Il termine «positivo», usato per la prima volta dal filosofo Saint Simon, connota lo «spirito positivo» che parte dell’osservazione dei fatti per arrivare a formulare le leggi senza passare per astratte indagini teoriche. In particolare, tale approccio filosofico studia i «come», non i «perché».
Il positivismo è dunque «fede nel progresso» in quanto tutti i problemi dell’uomo per trovare la soluzione definitiva devono essere «letti» e «risolti» in chiave scientifica. La «fede nel progresso», nello specifico, si collega a diverse tradizioni filosofiche: al razionalismo cartesiano in Francia, all’empirismo ed utilitarismo in Inghilterra, al materialismo storico in Germania.
A sua volta il «positivismo» rappresenta: sia un momento sociale indirizzato, per la prima volta nella storia, alla creazione di una «scienza della società» come la sociologia, sia ad un momento evoluzionistico che si basa sulle teorie biologiche per creare i presupposti per costruire una nuova realtà sia naturale che storica con Darwin e Spencer.

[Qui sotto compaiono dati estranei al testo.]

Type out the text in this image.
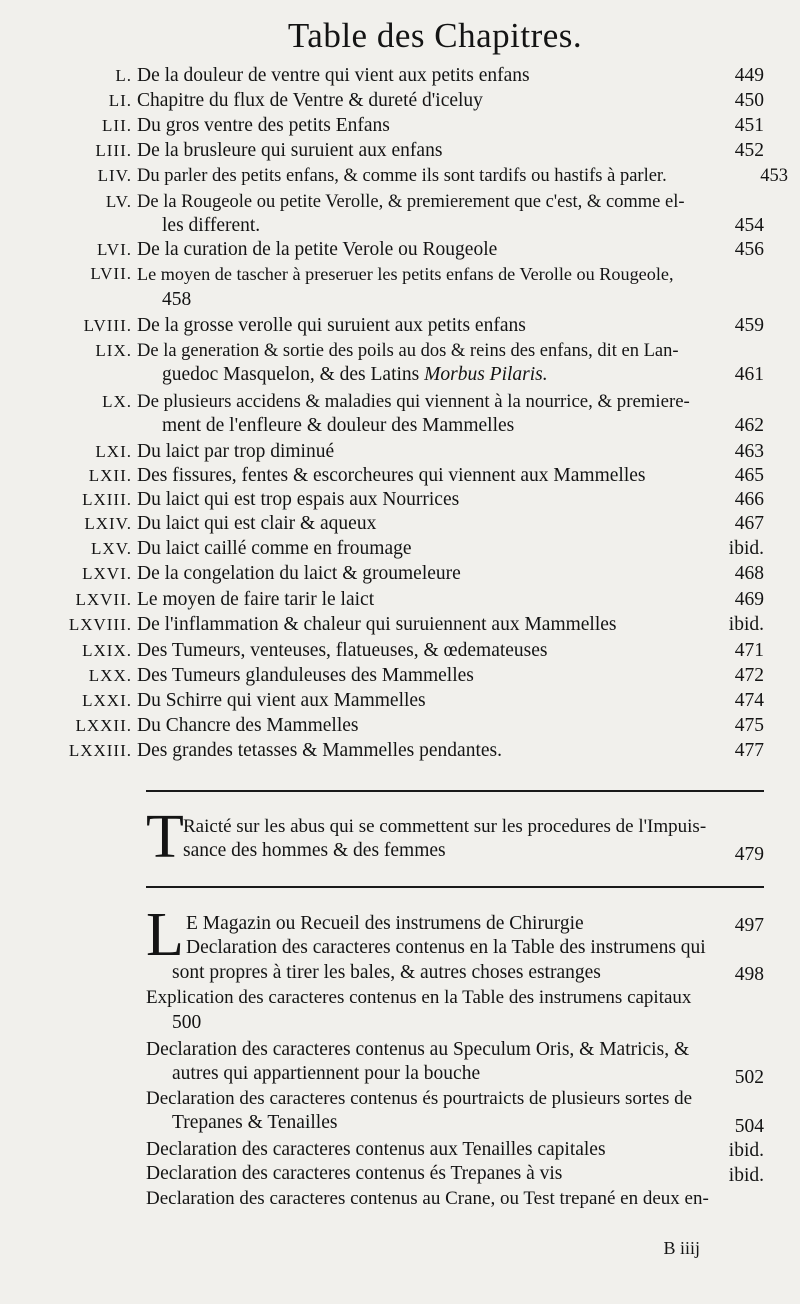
Table des Chapitres.
L. De la douleur de ventre qui vient aux petits enfans	449
LI. Chapitre du flux de Ventre & dureté d'iceluy	450
LII. Du gros ventre des petits Enfans	451
LIII. De la brusleure qui suruient aux enfans	452
LIV. Du parler des petits enfans, & comme ils sont tardifs ou hastifs à parler.	453
LV. De la Rougeole ou petite Verolle, & premierement que c'est, & comme el-
les different.	454
LVI. De la curation de la petite Verole ou Rougeole	456
LVII. Le moyen de tascher à preseruer les petits enfans de Verolle ou Rougeole,
458
LVIII. De la grosse verolle qui suruient aux petits enfans	459
LIX. De la generation & sortie des poils au dos & reins des enfans, dit en Lan-
guedoc Masquelon, & des Latins Morbus Pilaris.	461
LX. De plusieurs accidens & maladies qui viennent à la nourrice, & premiere-
ment de l'enfleure & douleur des Mammelles	462
LXI. Du laict par trop diminué	463
LXII. Des fissures, fentes & escorcheures qui viennent aux Mammelles	465
LXIII. Du laict qui est trop espais aux Nourrices	466
LXIV. Du laict qui est clair & aqueux	467
LXV. Du laict caillé comme en froumage	ibid.
LXVI. De la congelation du laict & groumeleure	468
LXVII. Le moyen de faire tarir le laict	469
LXVIII. De l'inflammation & chaleur qui suruiennent aux Mammelles	ibid.
LXIX. Des Tumeurs, venteuses, flatueuses, & œdemateuses	471
LXX. Des Tumeurs glanduleuses des Mammelles	472
LXXI. Du Schirre qui vient aux Mammelles	474
LXXII. Du Chancre des Mammelles	475
LXXIII. Des grandes tetasses & Mammelles pendantes.	477
T Raicté sur les abus qui se commettent sur les procedures de l'Impuis-
sance des hommes & des femmes	479
L E Magazin ou Recueil des instrumens de Chirurgie	497
Declaration des caracteres contenus en la Table des instrumens qui
sont propres à tirer les bales, & autres choses estranges	498
Explication des caracteres contenus en la Table des instrumens capitaux
500
Declaration des caracteres contenus au Speculum Oris, & Matricis, &
autres qui appartiennent pour la bouche	502
Declaration des caracteres contenus és pourtraicts de plusieurs sortes de
Trepanes & Tenailles	504
Declaration des caracteres contenus aux Tenailles capitales	ibid.
Declaration des caracteres contenus és Trepanes à vis	ibid.
Declaration des caracteres contenus au Crane, ou Test trepané en deux en-
B iiij
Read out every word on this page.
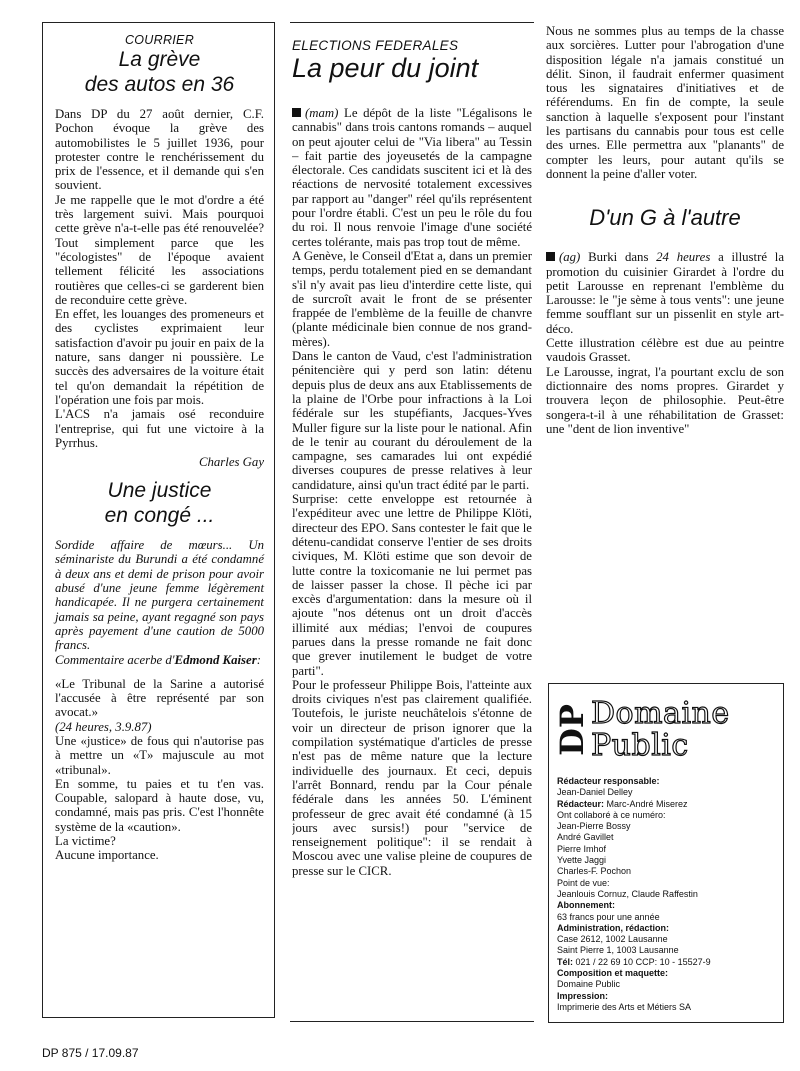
COURRIER
La grève
des autos en 36

Dans DP du 27 août dernier, C.F. Pochon évoque la grève des automobilistes le 5 juillet 1936, pour protester contre le renchérissement du prix de l'essence, et il demande qui s'en souvient.

Je me rappelle que le mot d'ordre a été très largement suivi. Mais pourquoi cette grève n'a-t-elle pas été renouvelée? Tout simplement parce que les "écologistes" de l'époque avaient tellement félicité les associations routières que celles-ci se garderent bien de reconduire cette grève.

En effet, les louanges des promeneurs et des cyclistes exprimaient leur satisfaction d'avoir pu jouir en paix de la nature, sans danger ni poussière. Le succès des adversaires de la voiture était tel qu'on demandait la répétition de l'opération une fois par mois.

L'ACS n'a jamais osé reconduire l'entreprise, qui fut une victoire à la Pyrrhus.

Charles Gay
Une justice
en congé ...

Sordide affaire de mœurs... Un séminariste du Burundi a été condamné à deux ans et demi de prison pour avoir abusé d'une jeune femme légèrement handicapée. Il ne purgera certainement jamais sa peine, ayant regagné son pays après payement d'une caution de 5000 francs.

Commentaire acerbe d'Edmond Kaiser:

«Le Tribunal de la Sarine a autorisé l'accusée à être représenté par son avocat.»

(24 heures, 3.9.87)

Une «justice» de fous qui n'autorise pas à mettre un «T» majuscule au mot «tribunal».

En somme, tu paies et tu t'en vas. Coupable, salopard à haute dose, vu, condamné, mais pas pris. C'est l'honnête système de la «caution».

La victime?

Aucune importance.

ELECTIONS FEDERALES
La peur du joint

(mam) Le dépôt de la liste "Légalisons le cannabis" dans trois cantons romands – auquel on peut ajouter celui de "Via libera" au Tessin – fait partie des joyeusetés de la campagne électorale. Ces candidats suscitent ici et là des réactions de nervosité totalement excessives par rapport au "danger" réel qu'ils représentent pour l'ordre établi. C'est un peu le rôle du fou du roi. Il nous renvoie l'image d'une société certes tolérante, mais pas trop tout de même.

A Genève, le Conseil d'Etat a, dans un premier temps, perdu totalement pied en se demandant s'il n'y avait pas lieu d'interdire cette liste, qui de surcroît avait le front de se présenter frappée de l'emblème de la feuille de chanvre (plante médicinale bien connue de nos grand-mères).

Dans le canton de Vaud, c'est l'administration pénitencière qui y perd son latin: détenu depuis plus de deux ans aux Etablissements de la plaine de l'Orbe pour infractions à la Loi fédérale sur les stupéfiants, Jacques-Yves Muller figure sur la liste pour le national. Afin de le tenir au courant du déroulement de la campagne, ses camarades lui ont expédié diverses coupures de presse relatives à leur candidature, ainsi qu'un tract édité par le parti.

Surprise: cette enveloppe est retournée à l'expéditeur avec une lettre de Philippe Klöti, directeur des EPO. Sans contester le fait que le détenu-candidat conserve l'entier de ses droits civiques, M. Klöti estime que son devoir de lutte contre la toxicomanie ne lui permet pas de laisser passer la chose. Il pèche ici par excès d'argumentation: dans la mesure où il ajoute "nos détenus ont un droit d'accès illimité aux médias; l'envoi de coupures parues dans la presse romande ne fait donc que grever inutilement le budget de votre parti".

Pour le professeur Philippe Bois, l'atteinte aux droits civiques n'est pas clairement qualifiée. Toutefois, le juriste neuchâtelois s'étonne de voir un directeur de prison ignorer que la compilation systématique d'articles de presse n'est pas de même nature que la lecture individuelle des journaux. Et ceci, depuis l'arrêt Bonnard, rendu par la Cour pénale fédérale dans les années 50. L'éminent professeur de grec avait été condamné (à 15 jours avec sursis!) pour "service de renseignement politique": il se rendait à Moscou avec une valise pleine de coupures de presse sur le CICR.

Nous ne sommes plus au temps de la chasse aux sorcières. Lutter pour l'abrogation d'une disposition légale n'a jamais constitué un délit. Sinon, il faudrait enfermer quasiment tous les signataires d'initiatives et de référendums. En fin de compte, la seule sanction à laquelle s'exposent pour l'instant les partisans du cannabis pour tous est celle des urnes. Elle permettra aux "planants" de compter les leurs, pour autant qu'ils se donnent la peine d'aller voter.

D'un G à l'autre

(ag) Burki dans 24 heures a illustré la promotion du cuisinier Girardet à l'ordre du petit Larousse en reprenant l'emblème du Larousse: le "je sème à tous vents": une jeune femme soufflant sur un pissenlit en style art-déco.

Cette illustration célèbre est due au peintre vaudois Grasset.

Le Larousse, ingrat, l'a pourtant exclu de son dictionnaire des noms propres. Girardet y trouvera leçon de philosophie. Peut-être songera-t-il à une réhabilitation de Grasset: une "dent de lion inventive"

DP Domaine
Public
Rédacteur responsable:
Jean-Daniel Delley
Rédacteur: Marc-André Miserez
Ont collaboré à ce numéro:
Jean-Pierre Bossy
André Gavillet
Pierre Imhof
Yvette Jaggi
Charles-F. Pochon
Point de vue:
Jeanlouis Cornuz, Claude Raffestin
Abonnement:
63 francs pour une année
Administration, rédaction:
Case 2612, 1002 Lausanne
Saint Pierre 1, 1003 Lausanne
Tél: 021 / 22 69 10 CCP: 10 - 15527-9
Composition et maquette:
Domaine Public
Impression:
Imprimerie des Arts et Métiers SA
DP 875 / 17.09.87
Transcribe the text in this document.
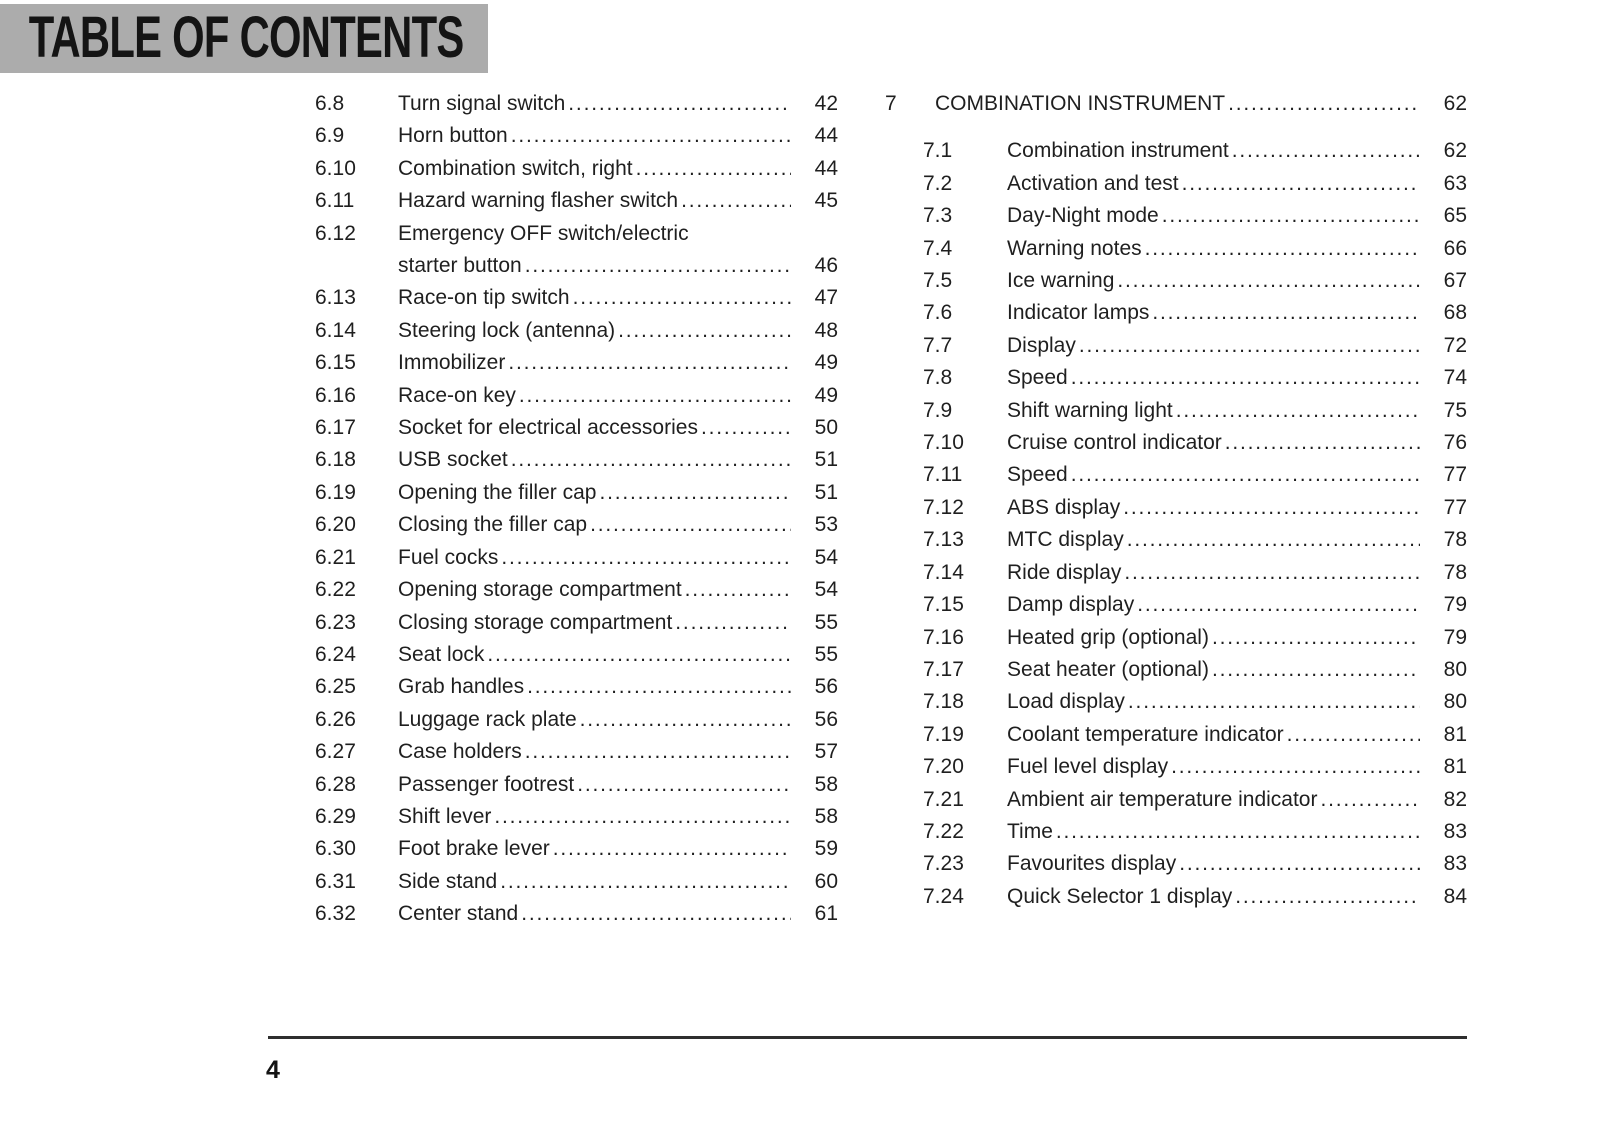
TABLE OF CONTENTS
6.8	Turn signal switch .....	42
6.9	Horn button .....	44
6.10	Combination switch, right .....	44
6.11	Hazard warning flasher switch .....	45
6.12	Emergency OFF switch/electric
starter button .....	46
6.13	Race-on tip switch .....	47
6.14	Steering lock (antenna) .....	48
6.15	Immobilizer .....	49
6.16	Race-on key .....	49
6.17	Socket for electrical accessories .....	50
6.18	USB socket .....	51
6.19	Opening the filler cap .....	51
6.20	Closing the filler cap .....	53
6.21	Fuel cocks .....	54
6.22	Opening storage compartment .....	54
6.23	Closing storage compartment .....	55
6.24	Seat lock .....	55
6.25	Grab handles .....	56
6.26	Luggage rack plate .....	56
6.27	Case holders .....	57
6.28	Passenger footrest .....	58
6.29	Shift lever .....	58
6.30	Foot brake lever .....	59
6.31	Side stand .....	60
6.32	Center stand .....	61
7	COMBINATION INSTRUMENT .....	62
7.1	Combination instrument .....	62
7.2	Activation and test .....	63
7.3	Day-Night mode .....	65
7.4	Warning notes .....	66
7.5	Ice warning .....	67
7.6	Indicator lamps .....	68
7.7	Display .....	72
7.8	Speed .....	74
7.9	Shift warning light .....	75
7.10	Cruise control indicator .....	76
7.11	Speed .....	77
7.12	ABS display .....	77
7.13	MTC display .....	78
7.14	Ride display .....	78
7.15	Damp display .....	79
7.16	Heated grip (optional) .....	79
7.17	Seat heater (optional) .....	80
7.18	Load display .....	80
7.19	Coolant temperature indicator .....	81
7.20	Fuel level display .....	81
7.21	Ambient air temperature indicator .....	82
7.22	Time .....	83
7.23	Favourites display .....	83
7.24	Quick Selector 1 display .....	84
4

Il Positivismo nello specifico nasce in Francia grazie a Auguste Comte, considerato il fondatore di questa corrente di pensiero. I filosofi positivisti condividono come caratteristica comune l’esigenza di adeguare l’attività filosofica ai metodi e ai contenuti elaborati dalle scienze moderne nello studio della natura e dell’uomo.
La nuova filosofia abbandona così le indagini sui fenomeni metafisici astratti, ritenuti privi di fondamento empirico, per concentrarsi esclusivamente su ciò che è reale, osservabile e verificabile. In questo modo, il sapere viene ricondotto all’esperienza concreta e alla dimensione tangibile dei fatti.
Tra i maggiori esponenti del positivismo in Francia ricordiamo C.H. Saint-Simon, il cui pensiero rispecchia il momento di crescita del processo di industrializzazione e il tentativo di mediarlo con le esigenze egualitarie dei movimenti socialisti, e soprattutto Auguste Comte.
In Inghilterra, nazione protagonista dello sviluppo industriale, converge e stimola la visione del mondo positivista la teoria dell’evoluzione di Charles Darwin secondo cui le specie viventi si evolvono nel tempo attraverso la selezione naturale.
In Italia, invece, la cultura positivista si afferma solo dopo il 1870 e rielabora temi provenienti da Francia e Inghilterra e vede Roberto Ardigò il principale esponente di tale corrente in contrapposizione allo spiritualismo dominante.